Felice Friedson rues what she sees as the erosion of journalistic standards that is accompanying the implosion of the newspaper industry and the shift into new media. "We're seeing front page news stories pegged on anonymous, off-the-record sources -often times with no identifiable name ever appearing in the story at all. The line between verified fact-checking and unsubstantiated opinion is becoming virtually non-existent," she says.
"It's not just an abstract exercise in theoretical journalism, she argues. "Because more than ever public policy is being driven by the news and information provided by journalism, those journalistic sources must be derived from the highest standards and imbued with absolute credibility. Not opinion - informed or otherwise."
One of Felice Friedson's most pressing concerns is the proliferation of public relations and advocacy-based groups that masquerade as having some connection to journalism. It's a line she adamantly teaches interns and neophyte journalists can't be crossed with integrity.
"It's a cynical abuse of responsibility when advocates pretend to be journalists," she says. "And it's downright disheartening when legitimate journalists who chastise public figures who accept favors from interest groups show the same low standards by accepting shortcuts from sources looking to spin a story."
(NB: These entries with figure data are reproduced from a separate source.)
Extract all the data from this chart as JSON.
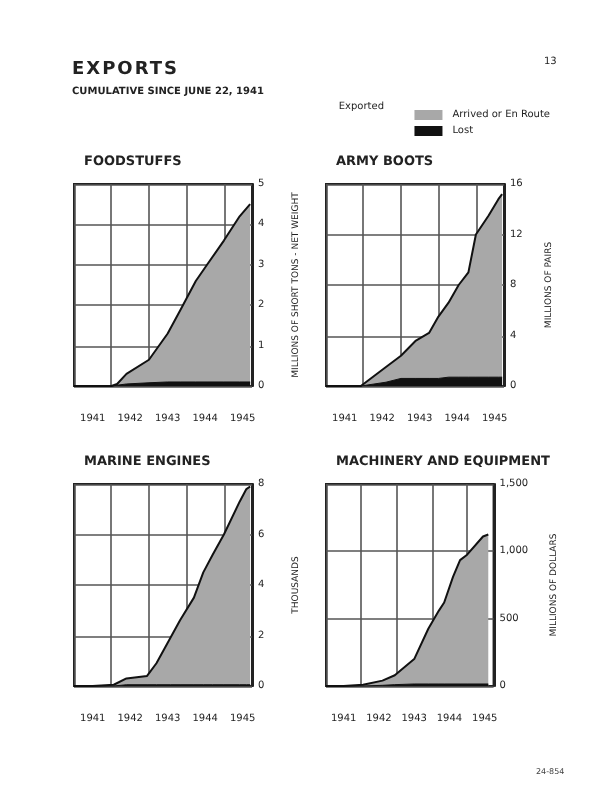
{
  "chart_data": [
    {
      "type": "other",
      "title": "EXPORTS",
      "subtitle": "CUMULATIVE SINCE JUNE 22, 1941",
      "annotations": [
        "13",
        "24-854"
      ]
    },
    {
      "type": "area",
      "title": "FOODSTUFFS",
      "ylabel": "MILLIONS OF SHORT TONS - NET WEIGHT",
      "stacked": true,
      "grid": true,
      "x": [
        1941.0,
        1941.5,
        1942.0,
        1942.15,
        1942.4,
        1943.0,
        1943.5,
        1943.85,
        1944.25,
        1944.55,
        1945.0,
        1945.42,
        1945.7
      ],
      "series": [
        {
          "color": "#111111",
          "values": [
            0,
            0,
            0,
            0.02,
            0.05,
            0.08,
            0.1,
            0.1,
            0.1,
            0.1,
            0.1,
            0.1,
            0.1
          ]
        },
        {
          "color": "#a8a8a8",
          "values": [
            0,
            0,
            0,
            0.03,
            0.25,
            0.57,
            1.2,
            1.8,
            2.5,
            2.9,
            3.5,
            4.1,
            4.4
          ]
        }
      ],
      "xlim": [
        1941,
        1945.75
      ],
      "xticks": [
        {
          "value": 1941.5,
          "label": "1941"
        },
        {
          "value": 1942.5,
          "label": "1942"
        },
        {
          "value": 1943.5,
          "label": "1943"
        },
        {
          "value": 1944.5,
          "label": "1944"
        },
        {
          "value": 1945.5,
          "label": "1945"
        },
        {
          "value": 1942,
          "label": null
        },
        {
          "value": 1943,
          "label": null
        },
        {
          "value": 1944,
          "label": null
        },
        {
          "value": 1945,
          "label": null
        }
      ],
      "ylim": [
        0,
        5
      ],
      "yticks": [
        0,
        1,
        2,
        3,
        4,
        5
      ]
    },
    {
      "type": "area",
      "title": "ARMY BOOTS",
      "ylabel": "MILLIONS OF PAIRS",
      "stacked": true,
      "grid": true,
      "legend": "top right",
      "legend_title": "Exported",
      "x": [
        1941.0,
        1941.5,
        1941.93,
        1942.6,
        1943.0,
        1943.4,
        1943.75,
        1944.0,
        1944.27,
        1944.54,
        1944.8,
        1945.0,
        1945.34,
        1945.6,
        1945.7
      ],
      "series": [
        {
          "name": "Lost",
          "color": "#111111",
          "values": [
            0,
            0,
            0,
            0.3,
            0.6,
            0.6,
            0.6,
            0.6,
            0.7,
            0.7,
            0.7,
            0.7,
            0.7,
            0.7,
            0.7
          ]
        },
        {
          "name": "Arrived or En Route",
          "color": "#a8a8a8",
          "values": [
            0,
            0,
            0,
            1.2,
            1.8,
            3.0,
            3.6,
            4.9,
            5.9,
            7.3,
            8.3,
            11.3,
            12.8,
            14.1,
            14.5
          ]
        }
      ],
      "xlim": [
        1941,
        1945.75
      ],
      "xticks": [
        {
          "value": 1941.5,
          "label": "1941"
        },
        {
          "value": 1942.5,
          "label": "1942"
        },
        {
          "value": 1943.5,
          "label": "1943"
        },
        {
          "value": 1944.5,
          "label": "1944"
        },
        {
          "value": 1945.5,
          "label": "1945"
        },
        {
          "value": 1942,
          "label": null
        },
        {
          "value": 1943,
          "label": null
        },
        {
          "value": 1944,
          "label": null
        },
        {
          "value": 1945,
          "label": null
        }
      ],
      "ylim": [
        0,
        16
      ],
      "yticks": [
        0,
        4,
        8,
        12,
        16
      ]
    },
    {
      "type": "area",
      "title": "MARINE ENGINES",
      "ylabel": "THOUSANDS",
      "stacked": true,
      "grid": true,
      "x": [
        1941.0,
        1941.5,
        1942.06,
        1942.4,
        1942.95,
        1943.2,
        1943.57,
        1943.83,
        1944.2,
        1944.45,
        1944.7,
        1945.0,
        1945.42,
        1945.6,
        1945.7
      ],
      "series": [
        {
          "color": "#111111",
          "values": [
            0,
            0,
            0,
            0.05,
            0.05,
            0.05,
            0.05,
            0.05,
            0.05,
            0.05,
            0.05,
            0.05,
            0.05,
            0.05,
            0.05
          ]
        },
        {
          "color": "#a8a8a8",
          "values": [
            0,
            0,
            0.05,
            0.25,
            0.35,
            0.85,
            1.85,
            2.55,
            3.45,
            4.45,
            5.15,
            5.95,
            7.25,
            7.75,
            7.85
          ]
        }
      ],
      "xlim": [
        1941,
        1945.75
      ],
      "xticks": [
        {
          "value": 1941.5,
          "label": "1941"
        },
        {
          "value": 1942.5,
          "label": "1942"
        },
        {
          "value": 1943.5,
          "label": "1943"
        },
        {
          "value": 1944.5,
          "label": "1944"
        },
        {
          "value": 1945.5,
          "label": "1945"
        },
        {
          "value": 1942,
          "label": null
        },
        {
          "value": 1943,
          "label": null
        },
        {
          "value": 1944,
          "label": null
        },
        {
          "value": 1945,
          "label": null
        }
      ],
      "ylim": [
        0,
        8
      ],
      "yticks": [
        0,
        2,
        4,
        6,
        8
      ]
    },
    {
      "type": "area",
      "title": "MACHINERY AND EQUIPMENT",
      "ylabel": "MILLIONS OF DOLLARS",
      "stacked": true,
      "grid": true,
      "x": [
        1941.0,
        1941.5,
        1942.05,
        1942.6,
        1942.95,
        1943.5,
        1943.9,
        1944.2,
        1944.35,
        1944.6,
        1944.8,
        1945.0,
        1945.45,
        1945.6
      ],
      "series": [
        {
          "color": "#111111",
          "values": [
            0,
            0,
            0,
            5,
            10,
            15,
            15,
            15,
            15,
            15,
            15,
            15,
            15,
            15
          ]
        },
        {
          "color": "#a8a8a8",
          "values": [
            0,
            0,
            10,
            35,
            70,
            185,
            410,
            545,
            605,
            795,
            920,
            960,
            1095,
            1110
          ]
        }
      ],
      "xlim": [
        1941,
        1945.75
      ],
      "xticks": [
        {
          "value": 1941.5,
          "label": "1941"
        },
        {
          "value": 1942.5,
          "label": "1942"
        },
        {
          "value": 1943.5,
          "label": "1943"
        },
        {
          "value": 1944.5,
          "label": "1944"
        },
        {
          "value": 1945.5,
          "label": "1945"
        },
        {
          "value": 1942,
          "label": null
        },
        {
          "value": 1943,
          "label": null
        },
        {
          "value": 1944,
          "label": null
        },
        {
          "value": 1945,
          "label": null
        }
      ],
      "ylim": [
        0,
        1500
      ],
      "yticks": [
        0,
        {
          "value": 500,
          "label": "500"
        },
        {
          "value": 1000,
          "label": "1,000"
        },
        {
          "value": 1500,
          "label": "1,500"
        }
      ]
    }
  ]
}
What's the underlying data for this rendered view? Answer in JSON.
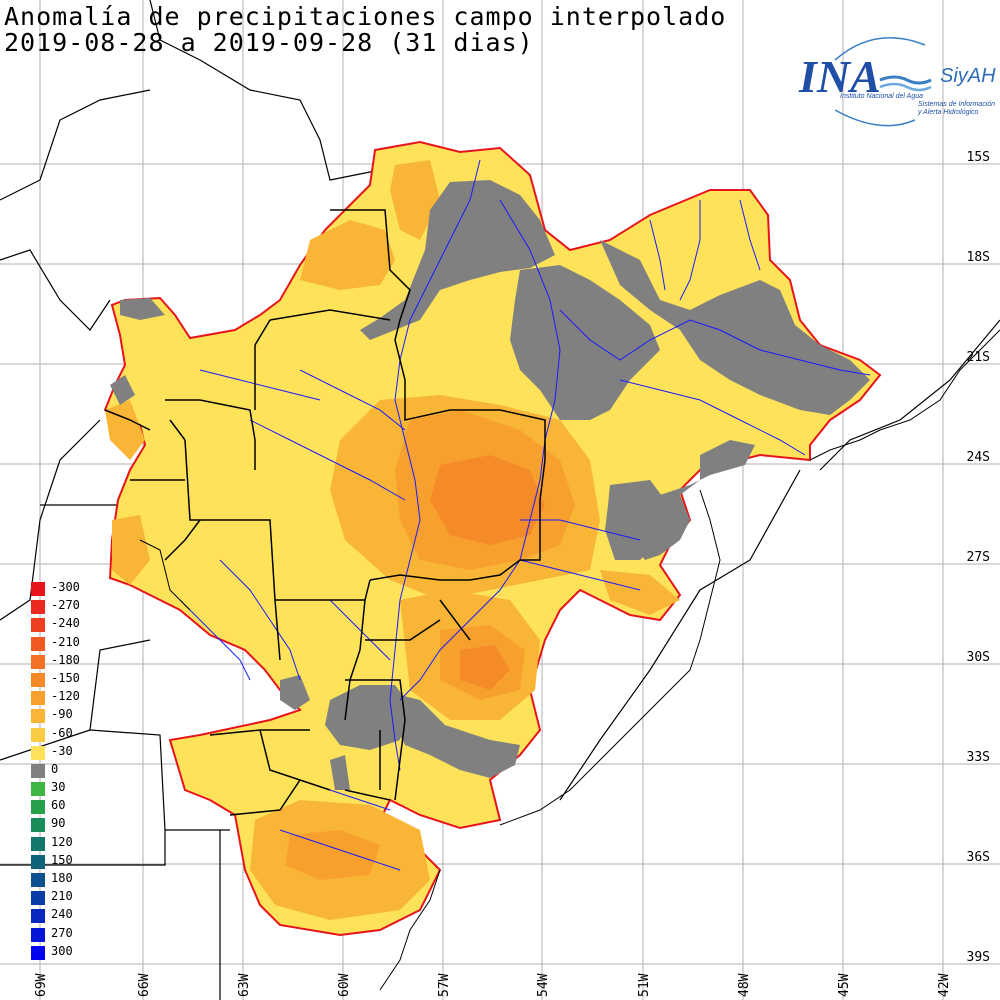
{
  "title": {
    "line1": "Anomalía de precipitaciones campo interpolado",
    "line2": "2019-08-28 a 2019-09-28 (31 dias)"
  },
  "logo": {
    "brand": "INA",
    "sub": "SiyAH",
    "line1": "Instituto Nacional del Agua",
    "line2": "Sistemas de Información",
    "line3": "y Alerta Hidrológico"
  },
  "lat_labels": [
    "15S",
    "18S",
    "21S",
    "24S",
    "27S",
    "30S",
    "33S",
    "36S",
    "39S"
  ],
  "lon_labels": [
    "69W",
    "66W",
    "63W",
    "60W",
    "57W",
    "54W",
    "51W",
    "48W",
    "45W",
    "42W"
  ],
  "legend": [
    {
      "label": "-300",
      "color": "#e8141c"
    },
    {
      "label": "-270",
      "color": "#ea2a1e"
    },
    {
      "label": "-240",
      "color": "#ee4020"
    },
    {
      "label": "-210",
      "color": "#f05a22"
    },
    {
      "label": "-180",
      "color": "#f37024"
    },
    {
      "label": "-150",
      "color": "#f58a28"
    },
    {
      "label": "-120",
      "color": "#f8a02e"
    },
    {
      "label": "-90",
      "color": "#f9b636"
    },
    {
      "label": "-60",
      "color": "#fbcb42"
    },
    {
      "label": "-30",
      "color": "#fde25a"
    },
    {
      "label": "0",
      "color": "#808080"
    },
    {
      "label": "30",
      "color": "#3fb544"
    },
    {
      "label": "60",
      "color": "#26a04a"
    },
    {
      "label": "90",
      "color": "#1a8c5a"
    },
    {
      "label": "120",
      "color": "#13786a"
    },
    {
      "label": "150",
      "color": "#10647a"
    },
    {
      "label": "180",
      "color": "#0e5090"
    },
    {
      "label": "210",
      "color": "#0a3ca8"
    },
    {
      "label": "240",
      "color": "#0828c0"
    },
    {
      "label": "270",
      "color": "#0516d8"
    },
    {
      "label": "300",
      "color": "#0202f0"
    }
  ],
  "colors": {
    "anomaly_light": "#fde25a",
    "anomaly_medium": "#f9b636",
    "anomaly_strong": "#f8a02e",
    "anomaly_strongest": "#f58a28",
    "neutral": "#808080",
    "basin_outline": "#e8141c",
    "rivers": "#1a1aff",
    "borders": "#000000",
    "grid": "#b0b0b0"
  }
}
Looking into the future, Felice sees the present trends continuing, not abating. Therefore, she insists, more interest needs to be paid to the next generation of journalists: teaching standards and imbuing young correspondents with a sense of responsibility and mission. Felice cites this as partial motivation for her work in helping to teach and develop young Palestinian journalists.
"IF you can give a young journalist a stake in the flow of information, he or she has hope. For Palestinians, the creation of a dynamic Fourth Estate is one of the undeniable elements needed as infrastructure for the nascent state is created. Involvement there gives hope on a much larger scale than in most other situations."
Felice admits there are those who question her ability to find acceptance and respect on both sides of such a volatile debate.
In fact, the American foreign policy group recently visiting asked that very question of an Arab member of Knesset. After The Mideast Press Club session, they were told, Felice was charged by Jewish Israeli members of Knesset to push ahead, creating more such opportunities for public officials to hear first-hand from the journalists who relate reality to the other side. Without hesitation, the Arab Knesset member replied, "We trust Felice. She's fair."
Not many people are willing to put themselves on the line to fight for fairness and accuracy in the often overheated debates that engulf the Mideast. Felice Friedson is a true thought leader in media fairness. As a global citizen and the head of The Media Line,, she does her best to make sure that all play fairly. Her voice is among the most important in the Mideast.